With health fads and conscious food choices gaining momentum, the food industry is witnessing a renaissance of sorts. From celebrity-endorsed “superfoods” to “alt-foods” catering to health movements, these disrupters are paving the way for a trend that Foodhall, Future Group’s premium lifestyle food superstore launched in May 2011, terms “The rise of the alternative”.
The emergence of a conscious eating culture along with the availability of information affects how we gaze, choose and involve ourselves with the food we consume. It’s an integration of our nutritional needs with the philosophy of our consumption. The following product lines are regarded by Foodhall to be the current pioneers contributing to the rise of the “alternative” in supermarket shelves.

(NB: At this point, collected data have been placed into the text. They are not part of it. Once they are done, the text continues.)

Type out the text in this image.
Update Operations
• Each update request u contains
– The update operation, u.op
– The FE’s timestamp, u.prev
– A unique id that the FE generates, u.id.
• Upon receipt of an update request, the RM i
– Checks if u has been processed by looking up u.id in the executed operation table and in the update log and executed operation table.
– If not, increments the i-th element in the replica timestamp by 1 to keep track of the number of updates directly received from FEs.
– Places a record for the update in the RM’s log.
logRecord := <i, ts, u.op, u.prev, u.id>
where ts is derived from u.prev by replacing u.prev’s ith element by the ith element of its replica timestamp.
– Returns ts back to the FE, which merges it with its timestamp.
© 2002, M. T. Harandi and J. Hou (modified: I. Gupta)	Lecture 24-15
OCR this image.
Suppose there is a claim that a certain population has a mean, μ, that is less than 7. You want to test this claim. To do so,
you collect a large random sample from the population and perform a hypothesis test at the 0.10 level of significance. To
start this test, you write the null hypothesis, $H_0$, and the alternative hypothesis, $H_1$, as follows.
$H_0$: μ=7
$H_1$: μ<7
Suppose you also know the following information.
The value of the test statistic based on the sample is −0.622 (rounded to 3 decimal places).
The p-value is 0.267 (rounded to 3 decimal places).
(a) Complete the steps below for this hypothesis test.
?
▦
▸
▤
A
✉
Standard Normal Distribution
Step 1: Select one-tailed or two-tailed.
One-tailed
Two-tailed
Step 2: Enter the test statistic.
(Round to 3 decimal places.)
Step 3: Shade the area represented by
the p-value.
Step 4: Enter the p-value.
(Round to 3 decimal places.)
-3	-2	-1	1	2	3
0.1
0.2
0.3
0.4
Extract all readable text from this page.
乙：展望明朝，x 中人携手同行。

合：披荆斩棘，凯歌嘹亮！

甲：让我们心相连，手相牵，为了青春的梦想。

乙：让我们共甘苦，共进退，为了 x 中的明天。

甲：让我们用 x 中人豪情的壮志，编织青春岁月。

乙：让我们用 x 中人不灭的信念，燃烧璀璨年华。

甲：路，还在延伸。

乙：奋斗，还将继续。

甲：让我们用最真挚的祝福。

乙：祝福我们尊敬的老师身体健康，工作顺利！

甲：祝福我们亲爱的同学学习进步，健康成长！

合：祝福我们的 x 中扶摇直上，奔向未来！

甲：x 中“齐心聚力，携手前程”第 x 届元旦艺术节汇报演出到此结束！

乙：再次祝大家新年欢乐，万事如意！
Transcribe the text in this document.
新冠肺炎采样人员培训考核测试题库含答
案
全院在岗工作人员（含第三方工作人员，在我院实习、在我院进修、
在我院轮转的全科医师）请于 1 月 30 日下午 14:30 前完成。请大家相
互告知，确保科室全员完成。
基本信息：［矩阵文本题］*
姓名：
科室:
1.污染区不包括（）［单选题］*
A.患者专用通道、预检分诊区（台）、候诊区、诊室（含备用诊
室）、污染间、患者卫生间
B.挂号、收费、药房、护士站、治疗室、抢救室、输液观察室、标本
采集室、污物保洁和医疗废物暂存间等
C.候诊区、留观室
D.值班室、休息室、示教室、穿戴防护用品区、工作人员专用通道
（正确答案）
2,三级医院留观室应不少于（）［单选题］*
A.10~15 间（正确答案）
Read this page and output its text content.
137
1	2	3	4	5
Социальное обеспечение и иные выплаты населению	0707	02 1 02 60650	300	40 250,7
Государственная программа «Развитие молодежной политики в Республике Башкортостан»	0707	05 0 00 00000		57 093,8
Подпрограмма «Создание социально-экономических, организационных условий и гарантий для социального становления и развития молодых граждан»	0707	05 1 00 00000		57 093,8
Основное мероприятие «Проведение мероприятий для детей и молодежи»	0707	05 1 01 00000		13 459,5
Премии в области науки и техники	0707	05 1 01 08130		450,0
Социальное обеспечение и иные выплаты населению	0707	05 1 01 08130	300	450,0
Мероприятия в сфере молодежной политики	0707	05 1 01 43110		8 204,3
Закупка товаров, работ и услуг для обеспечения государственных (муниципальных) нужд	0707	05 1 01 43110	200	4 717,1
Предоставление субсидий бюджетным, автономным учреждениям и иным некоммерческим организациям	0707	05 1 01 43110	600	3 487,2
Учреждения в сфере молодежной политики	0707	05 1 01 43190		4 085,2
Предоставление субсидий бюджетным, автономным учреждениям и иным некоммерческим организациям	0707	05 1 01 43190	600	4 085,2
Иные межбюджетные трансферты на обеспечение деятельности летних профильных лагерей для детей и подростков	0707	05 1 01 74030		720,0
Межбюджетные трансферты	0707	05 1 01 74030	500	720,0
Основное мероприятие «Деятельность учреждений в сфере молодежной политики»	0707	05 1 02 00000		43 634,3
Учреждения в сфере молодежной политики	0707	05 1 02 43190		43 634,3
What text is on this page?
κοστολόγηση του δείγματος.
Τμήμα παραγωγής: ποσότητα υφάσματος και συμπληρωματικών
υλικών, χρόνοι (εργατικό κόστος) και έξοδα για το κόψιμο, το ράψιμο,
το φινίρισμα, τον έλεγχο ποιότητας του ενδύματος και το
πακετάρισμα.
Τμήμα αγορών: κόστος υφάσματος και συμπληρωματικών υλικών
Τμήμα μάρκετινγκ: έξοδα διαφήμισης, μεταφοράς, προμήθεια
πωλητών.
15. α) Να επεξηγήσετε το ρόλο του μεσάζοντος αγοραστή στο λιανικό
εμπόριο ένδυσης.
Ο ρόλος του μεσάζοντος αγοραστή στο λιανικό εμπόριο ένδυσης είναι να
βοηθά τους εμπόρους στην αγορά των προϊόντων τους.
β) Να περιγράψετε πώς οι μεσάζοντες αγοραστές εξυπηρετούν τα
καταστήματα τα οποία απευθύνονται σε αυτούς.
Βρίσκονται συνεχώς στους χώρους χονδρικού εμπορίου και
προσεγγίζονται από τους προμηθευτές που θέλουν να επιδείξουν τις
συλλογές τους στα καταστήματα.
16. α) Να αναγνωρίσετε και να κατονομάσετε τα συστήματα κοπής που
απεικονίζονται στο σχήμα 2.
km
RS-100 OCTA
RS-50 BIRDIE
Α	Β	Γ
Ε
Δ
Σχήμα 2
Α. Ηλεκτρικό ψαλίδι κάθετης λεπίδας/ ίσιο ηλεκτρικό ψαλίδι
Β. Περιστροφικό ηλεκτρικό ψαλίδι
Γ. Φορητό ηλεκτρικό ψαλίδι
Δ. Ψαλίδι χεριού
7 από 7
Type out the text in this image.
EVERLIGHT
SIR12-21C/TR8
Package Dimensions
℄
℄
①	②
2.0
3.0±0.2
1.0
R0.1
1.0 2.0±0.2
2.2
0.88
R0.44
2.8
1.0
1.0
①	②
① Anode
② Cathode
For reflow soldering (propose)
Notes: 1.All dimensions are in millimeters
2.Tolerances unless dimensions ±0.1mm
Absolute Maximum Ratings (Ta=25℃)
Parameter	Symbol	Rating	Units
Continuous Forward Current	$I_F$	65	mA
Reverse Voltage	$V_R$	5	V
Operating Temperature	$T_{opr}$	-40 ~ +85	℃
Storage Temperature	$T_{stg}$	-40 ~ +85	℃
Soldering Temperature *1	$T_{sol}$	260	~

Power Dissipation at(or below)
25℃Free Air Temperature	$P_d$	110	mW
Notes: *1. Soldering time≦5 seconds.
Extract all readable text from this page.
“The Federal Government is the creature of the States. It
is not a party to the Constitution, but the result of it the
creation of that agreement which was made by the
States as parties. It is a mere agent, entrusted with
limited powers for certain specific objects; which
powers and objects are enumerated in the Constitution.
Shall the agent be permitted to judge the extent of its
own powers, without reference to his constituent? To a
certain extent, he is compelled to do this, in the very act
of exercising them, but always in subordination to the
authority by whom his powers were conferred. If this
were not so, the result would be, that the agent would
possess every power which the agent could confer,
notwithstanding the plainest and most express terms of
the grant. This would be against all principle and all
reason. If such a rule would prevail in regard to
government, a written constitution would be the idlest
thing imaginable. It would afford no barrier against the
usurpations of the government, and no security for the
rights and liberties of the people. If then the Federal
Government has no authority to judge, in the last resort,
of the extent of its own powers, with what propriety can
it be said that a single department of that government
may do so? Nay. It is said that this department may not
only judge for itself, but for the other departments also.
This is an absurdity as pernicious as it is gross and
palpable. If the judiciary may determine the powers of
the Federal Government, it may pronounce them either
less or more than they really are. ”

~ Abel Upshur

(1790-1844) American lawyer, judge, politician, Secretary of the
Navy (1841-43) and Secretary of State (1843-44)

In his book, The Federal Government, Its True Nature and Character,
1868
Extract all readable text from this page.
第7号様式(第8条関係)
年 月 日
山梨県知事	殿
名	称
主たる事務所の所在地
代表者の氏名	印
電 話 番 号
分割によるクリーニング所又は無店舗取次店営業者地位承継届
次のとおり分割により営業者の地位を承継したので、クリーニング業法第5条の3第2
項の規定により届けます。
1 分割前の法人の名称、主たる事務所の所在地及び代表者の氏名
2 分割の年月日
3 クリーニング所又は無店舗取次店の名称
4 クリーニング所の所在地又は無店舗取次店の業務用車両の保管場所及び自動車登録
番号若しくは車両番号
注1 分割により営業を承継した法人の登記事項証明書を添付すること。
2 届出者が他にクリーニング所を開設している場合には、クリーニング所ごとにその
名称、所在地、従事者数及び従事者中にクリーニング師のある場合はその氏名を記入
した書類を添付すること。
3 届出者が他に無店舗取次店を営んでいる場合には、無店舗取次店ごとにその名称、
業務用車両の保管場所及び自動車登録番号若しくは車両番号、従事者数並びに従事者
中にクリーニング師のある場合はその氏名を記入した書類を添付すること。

Heading veganism and other cruelty-free trends are affecting the sales of animal-derived milk and other such dairy products. The alternative offered is soy and almond milk, along with other plant-sourced products. Even as the abovementioned products have undergone an image makeover by the association to the modern concept of clean eating, these milks are not novel. Oriental white gold, also known as soy milk, has been the reigning Sino-superfood since the 14th century, most commonly consumed as tofu. As far as food microhistories go, the earliest written mention of almond milk appears in a Baghdadi cookbook circa 1226.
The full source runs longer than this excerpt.